Andrew Hickey is not subtle in his criticism of Connie Willis and her latest novels Blackout/All Clear, concluding:
This is someone who has apparently had a successful writing career for as long as I’ve been alive. On the evidence of this utter, appalling, piece of shit, this travesty, this disgrace that makes Dan Brown look like a more elegant and refined version of F. Scott Fitzgerald, I can only assume that she has incriminating photos of the head of publishing at Spectra, her publishers, and of the people who choose the Hugo shortlists.

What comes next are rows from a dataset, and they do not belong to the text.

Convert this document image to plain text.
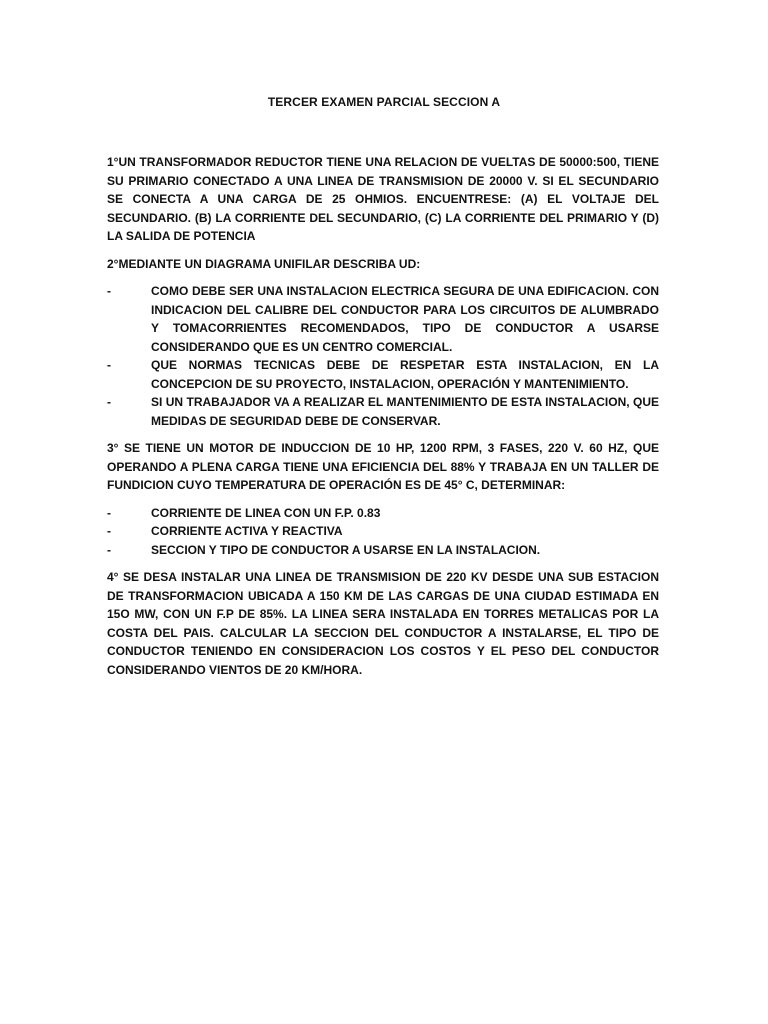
TERCER EXAMEN PARCIAL SECCION A

1°UN TRANSFORMADOR REDUCTOR TIENE UNA RELACION DE VUELTAS DE 50000:500, TIENE SU PRIMARIO CONECTADO A UNA LINEA DE TRANSMISION DE 20000 V. SI EL SECUNDARIO SE CONECTA A UNA CARGA DE 25 OHMIOS. ENCUENTRESE: (A) EL VOLTAJE DEL SECUNDARIO. (B) LA CORRIENTE DEL SECUNDARIO, (C) LA CORRIENTE DEL PRIMARIO Y (D) LA SALIDA DE POTENCIA

2°MEDIANTE UN DIAGRAMA UNIFILAR DESCRIBA UD:

-	COMO DEBE SER UNA INSTALACION ELECTRICA SEGURA DE UNA EDIFICACION. CON INDICACION DEL CALIBRE DEL CONDUCTOR PARA LOS CIRCUITOS DE ALUMBRADO Y TOMACORRIENTES RECOMENDADOS, TIPO DE CONDUCTOR A USARSE CONSIDERANDO QUE ES UN CENTRO COMERCIAL.
-	QUE NORMAS TECNICAS DEBE DE RESPETAR ESTA INSTALACION, EN LA CONCEPCION DE SU PROYECTO, INSTALACION, OPERACIÓN Y MANTENIMIENTO.
-	SI UN TRABAJADOR VA A REALIZAR EL MANTENIMIENTO DE ESTA INSTALACION, QUE MEDIDAS DE SEGURIDAD DEBE DE CONSERVAR.

3° SE TIENE UN MOTOR DE INDUCCION DE 10 HP, 1200 RPM, 3 FASES, 220 V. 60 HZ, QUE OPERANDO A PLENA CARGA TIENE UNA EFICIENCIA DEL 88% Y TRABAJA EN UN TALLER DE FUNDICION CUYO TEMPERATURA DE OPERACIÓN ES DE 45° C, DETERMINAR:

-	CORRIENTE DE LINEA CON UN F.P. 0.83
-	CORRIENTE ACTIVA Y REACTIVA
-	SECCION Y TIPO DE CONDUCTOR A USARSE EN LA INSTALACION.

4° SE DESA INSTALAR UNA LINEA DE TRANSMISION DE 220 KV DESDE UNA SUB ESTACION DE TRANSFORMACION UBICADA A 150 KM DE LAS CARGAS DE UNA CIUDAD ESTIMADA EN 15O MW, CON UN F.P DE 85%. LA LINEA SERA INSTALADA EN TORRES METALICAS POR LA COSTA DEL PAIS. CALCULAR LA SECCION DEL CONDUCTOR A INSTALARSE, EL TIPO DE CONDUCTOR TENIENDO EN CONSIDERACION LOS COSTOS Y EL PESO DEL CONDUCTOR CONSIDERANDO VIENTOS DE 20 KM/HORA.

In which case, I can only say to let her release the photos – they could hardly do more damage to your reputations than these books do.
I haven’t read these novels, but all the flaws Andrew mentions were also present in her older novels like e.g. To Say Nothing about the Dog. She has a fondness for screwball comedy plotting, where all the problems her protagonists have to deal with are largely caused by them not talking to each other, prefering to run around like headless chickens. She’s not very good at creating believable villains either, for whom cardboard would be a compliment as she just cannot imagine anybody wanting to oppose her characters. Don’t read her novels for their plot. What’s more, despite her genuine Anglophilia, she’s sloppy in her research, her vision of England barely a step above say the Phantom Rasberry Blower of Old London Town, to say nothing of the atrocities she allows her characters to perpetuate on the Queen’s English.

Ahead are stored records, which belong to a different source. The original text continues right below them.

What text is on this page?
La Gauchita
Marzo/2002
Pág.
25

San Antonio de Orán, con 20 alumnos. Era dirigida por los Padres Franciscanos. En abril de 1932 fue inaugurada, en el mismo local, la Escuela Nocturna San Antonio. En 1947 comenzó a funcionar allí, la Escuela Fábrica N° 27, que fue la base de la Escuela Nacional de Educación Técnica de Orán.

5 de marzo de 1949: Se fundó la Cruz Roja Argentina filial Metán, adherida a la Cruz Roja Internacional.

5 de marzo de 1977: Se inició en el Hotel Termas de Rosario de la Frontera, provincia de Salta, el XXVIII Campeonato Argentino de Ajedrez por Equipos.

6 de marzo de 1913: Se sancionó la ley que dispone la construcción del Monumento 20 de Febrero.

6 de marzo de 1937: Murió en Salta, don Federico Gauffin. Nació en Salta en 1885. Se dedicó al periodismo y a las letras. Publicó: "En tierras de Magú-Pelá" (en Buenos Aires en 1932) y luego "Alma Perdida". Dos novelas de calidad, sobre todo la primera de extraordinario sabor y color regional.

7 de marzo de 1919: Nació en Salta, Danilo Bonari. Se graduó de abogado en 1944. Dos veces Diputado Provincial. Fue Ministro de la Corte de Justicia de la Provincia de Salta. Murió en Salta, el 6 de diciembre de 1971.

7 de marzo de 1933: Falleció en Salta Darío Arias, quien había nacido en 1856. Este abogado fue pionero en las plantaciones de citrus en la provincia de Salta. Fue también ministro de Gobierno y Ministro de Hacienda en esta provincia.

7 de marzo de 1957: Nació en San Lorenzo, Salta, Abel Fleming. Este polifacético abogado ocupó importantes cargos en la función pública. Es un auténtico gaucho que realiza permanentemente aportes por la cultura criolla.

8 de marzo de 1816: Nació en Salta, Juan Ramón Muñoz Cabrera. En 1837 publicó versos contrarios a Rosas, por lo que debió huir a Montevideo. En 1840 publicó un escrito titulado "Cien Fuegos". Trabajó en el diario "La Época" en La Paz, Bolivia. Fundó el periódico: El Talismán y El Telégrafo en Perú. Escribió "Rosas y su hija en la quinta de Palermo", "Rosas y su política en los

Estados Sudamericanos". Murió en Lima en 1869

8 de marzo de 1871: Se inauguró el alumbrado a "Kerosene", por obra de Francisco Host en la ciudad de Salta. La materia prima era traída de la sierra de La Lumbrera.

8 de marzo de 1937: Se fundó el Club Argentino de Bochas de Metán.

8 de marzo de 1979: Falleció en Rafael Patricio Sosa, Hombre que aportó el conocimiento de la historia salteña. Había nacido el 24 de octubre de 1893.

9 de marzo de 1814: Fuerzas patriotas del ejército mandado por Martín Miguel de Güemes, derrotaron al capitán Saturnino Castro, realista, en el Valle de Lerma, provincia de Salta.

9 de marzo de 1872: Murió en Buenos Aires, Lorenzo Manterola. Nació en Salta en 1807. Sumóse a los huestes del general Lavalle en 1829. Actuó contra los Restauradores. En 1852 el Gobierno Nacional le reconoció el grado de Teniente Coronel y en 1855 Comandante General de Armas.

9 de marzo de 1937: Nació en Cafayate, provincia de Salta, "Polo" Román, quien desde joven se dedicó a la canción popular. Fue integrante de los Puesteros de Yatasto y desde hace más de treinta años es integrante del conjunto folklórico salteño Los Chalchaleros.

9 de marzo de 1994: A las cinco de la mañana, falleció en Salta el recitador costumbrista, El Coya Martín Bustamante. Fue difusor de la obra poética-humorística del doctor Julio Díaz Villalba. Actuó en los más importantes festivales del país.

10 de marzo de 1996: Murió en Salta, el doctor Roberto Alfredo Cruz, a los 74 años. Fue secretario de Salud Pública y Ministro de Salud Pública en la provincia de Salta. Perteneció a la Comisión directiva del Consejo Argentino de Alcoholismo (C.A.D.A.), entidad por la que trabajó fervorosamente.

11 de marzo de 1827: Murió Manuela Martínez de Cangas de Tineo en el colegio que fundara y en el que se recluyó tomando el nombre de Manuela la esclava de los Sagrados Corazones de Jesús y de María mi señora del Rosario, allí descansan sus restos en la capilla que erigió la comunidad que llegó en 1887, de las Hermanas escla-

Idiot plotting, bad research, padding and yet Willis is incredibly popular and a perennial Hugo candidate and winner. She must be doing something right and indeed her saving grace is her gift at storytelling. She’s a good read, not too demanding, easily digestable and flatters the reader outrageously by hitting them over the head with her “subtle” allusions — she makes sure you know To Say Nothing about the Dog is a homage to Jerome K. Jerome’s Three Men in a Boat and praises you for getting it.

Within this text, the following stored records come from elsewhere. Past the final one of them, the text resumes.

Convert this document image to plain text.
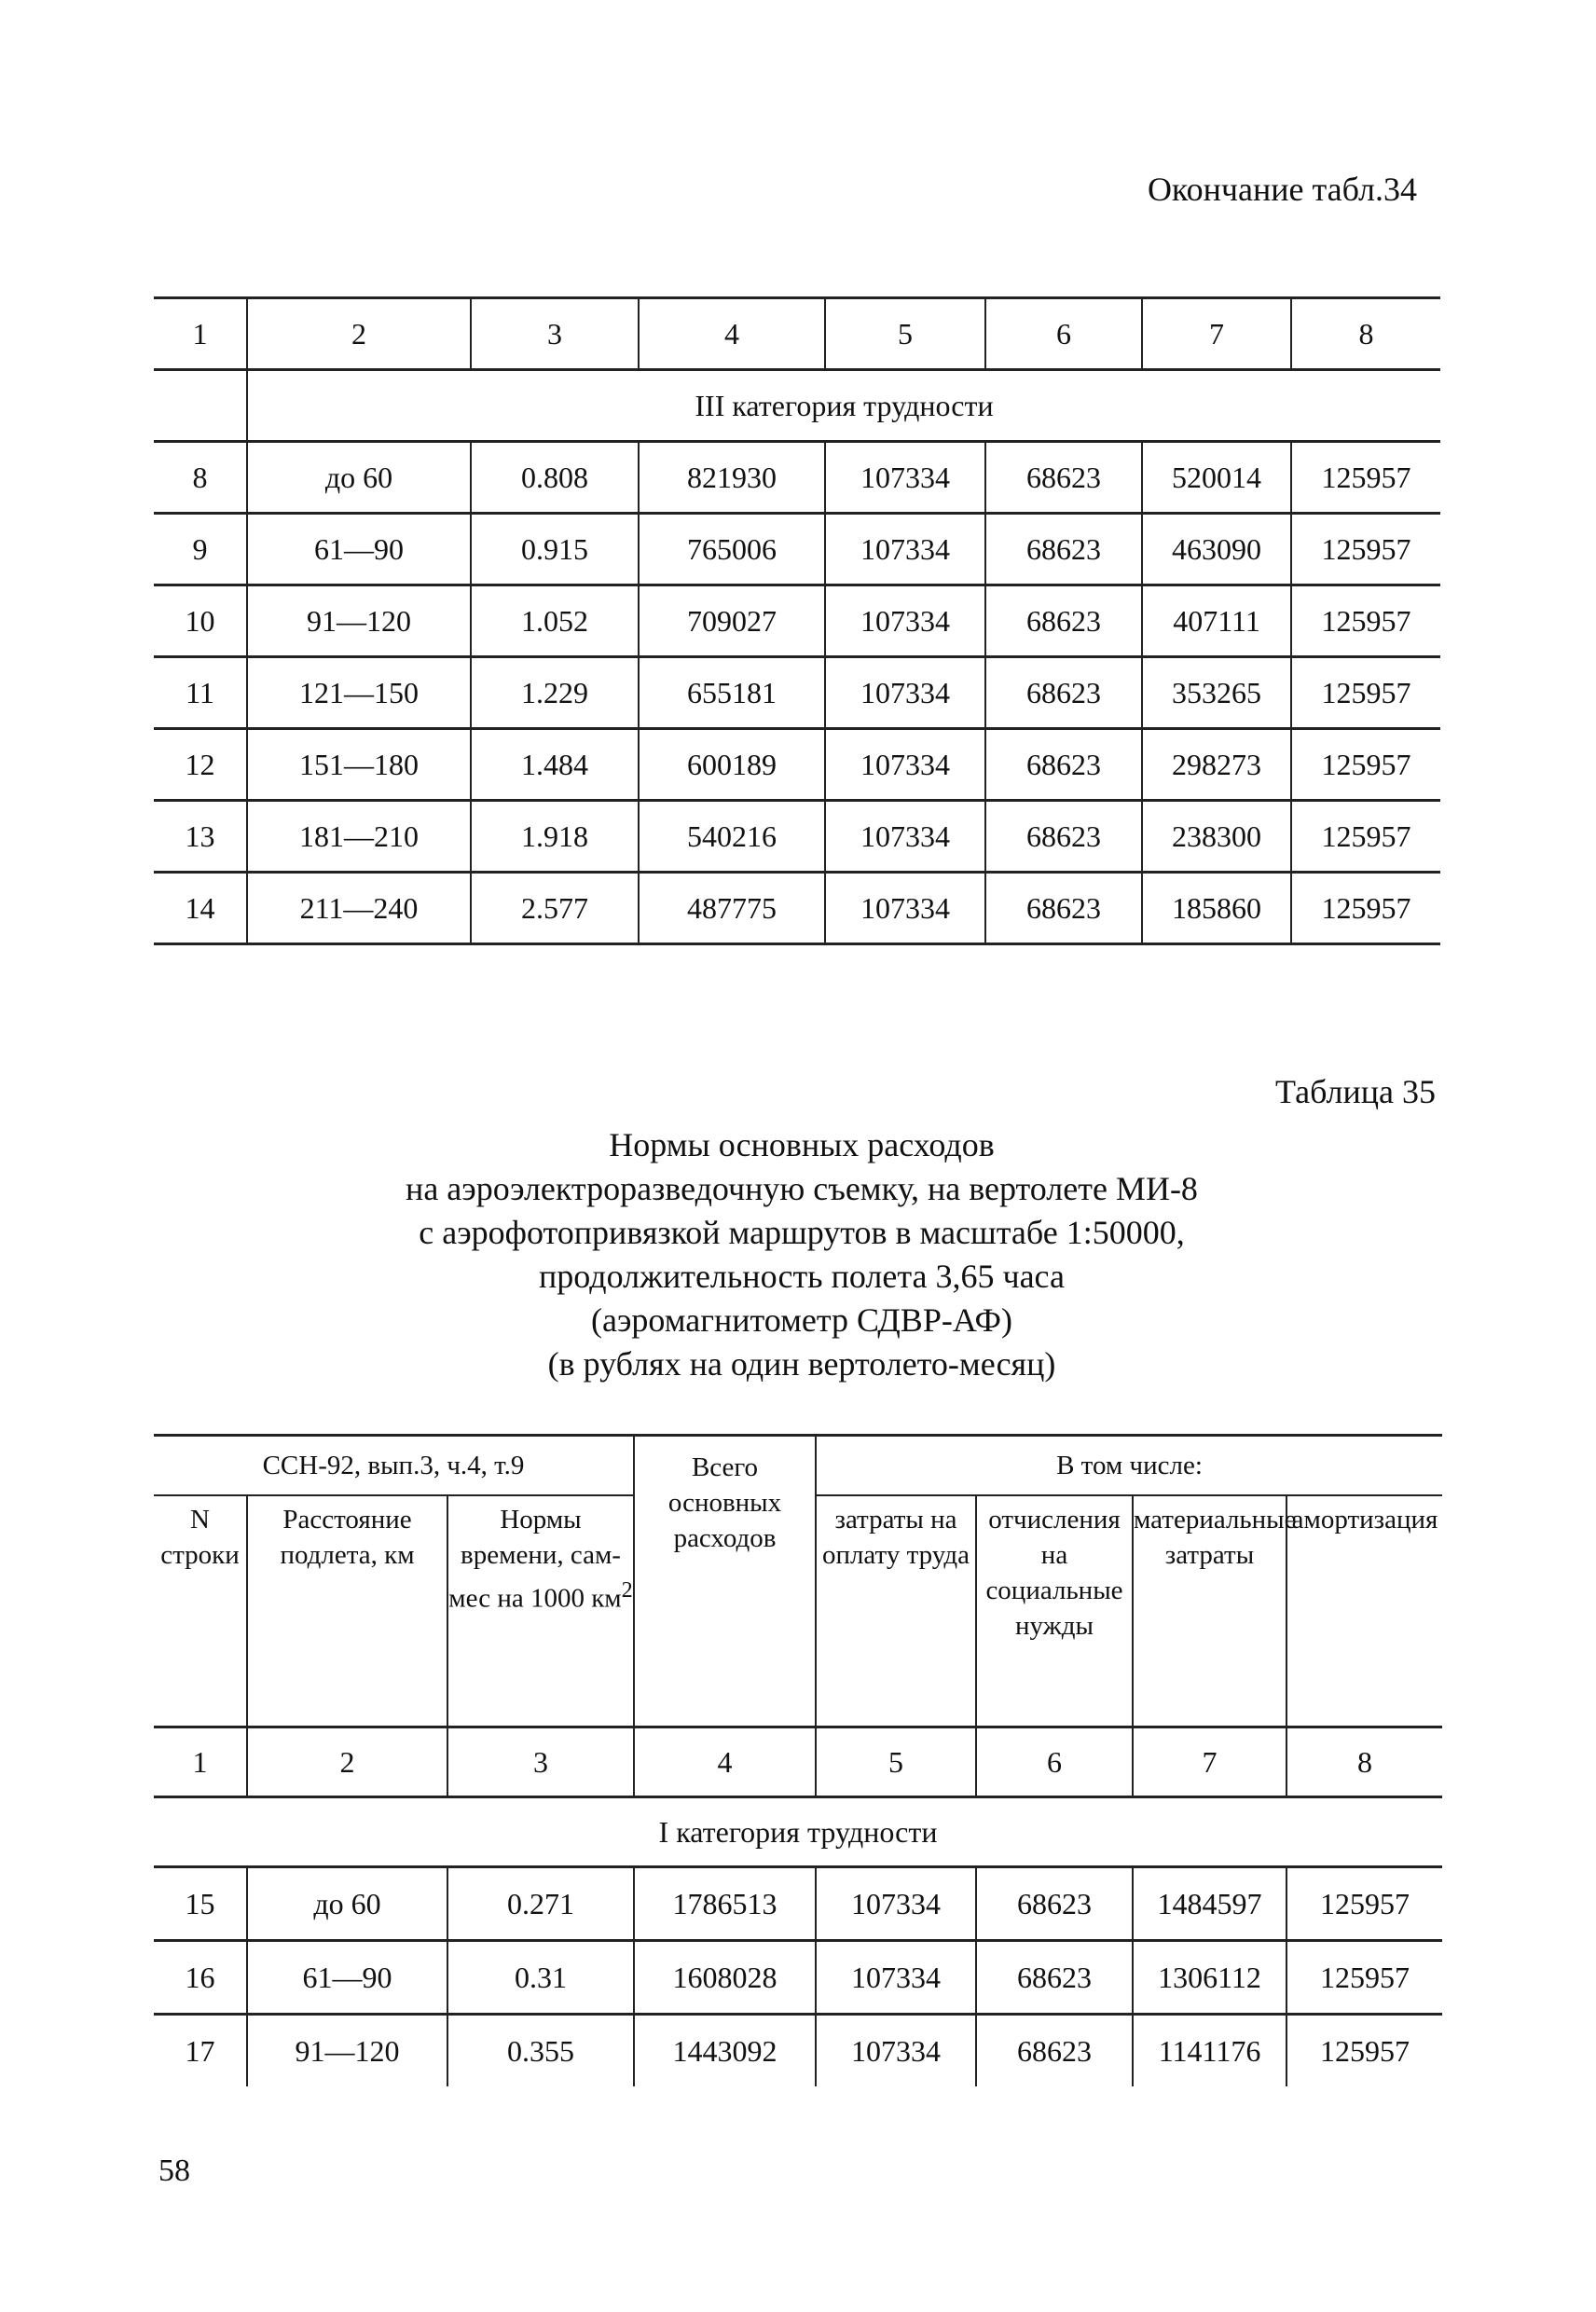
Окончание табл.34
1	2	3	4	5	6	7	8
	III категория трудности						
8	до 60	0.808	821930	107334	68623	520014	125957
9	61—90	0.915	765006	107334	68623	463090	125957
10	91—120	1.052	709027	107334	68623	407111	125957
11	121—150	1.229	655181	107334	68623	353265	125957
12	151—180	1.484	600189	107334	68623	298273	125957
13	181—210	1.918	540216	107334	68623	238300	125957
14	211—240	2.577	487775	107334	68623	185860	125957
Таблица 35
Нормы основных расходов
на аэроэлектроразведочную съемку, на вертолете МИ-8
с аэрофотопривязкой маршрутов в масштабе 1:50000,
продолжительность полета 3,65 часа
(аэромагнитометр СДВР-АФ)
(в рублях на один вертолето-месяц)
ССН-92, вып.3, ч.4, т.9			Всего основных расходов	В том числе:			
N строки	Расстояние подлета, км	Нормы времени, сам-мес на 1000 $км^2$		затраты на оплату труда	отчисления на социальные нужды	материальные затраты	амортизация
1	2	3	4	5	6	7	8
I категория трудности							
15	до 60	0.271	1786513	107334	68623	1484597	125957
16	61—90	0.31	1608028	107334	68623	1306112	125957
17	91—120	0.355	1443092	107334	68623	1141176	125957
58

Connie Willis, like a whole slew of other bland but persistently popular sf writers (Robert J. Sawyer, Allan Steele, Mike Resnick to name three), is popular because she never underestimates her audience. She knows the trick of spoon feeding her readers without being blatant about it, ladling out easily digestable story and complimenting her readers’ ability to swallow. Judging from everything I’ve heard about Blackout/All Clear however, she has now lost that knack and all that remains are the flaws. If she wins the Hugo for it, it would be the final nail in its coffin.
Alan
July 18, 2011 at 9:32 amThe Hugo shortlist is chosen by those who care to nominate works for it. It’s a populist award that does get things wrong on occasion, but it also gets things right. To say that Blackout winning would be the ‘final nail in its coffin’ is to ignore the many good decisions that it has come up with. To denigrate an award that has recently been awarded to The Yiddish Policemen’s Union and to The City and The City would be to throw a whole family out with the bathwater.
Note that both Locus and the Nebula awards went to Blackout/All Clear.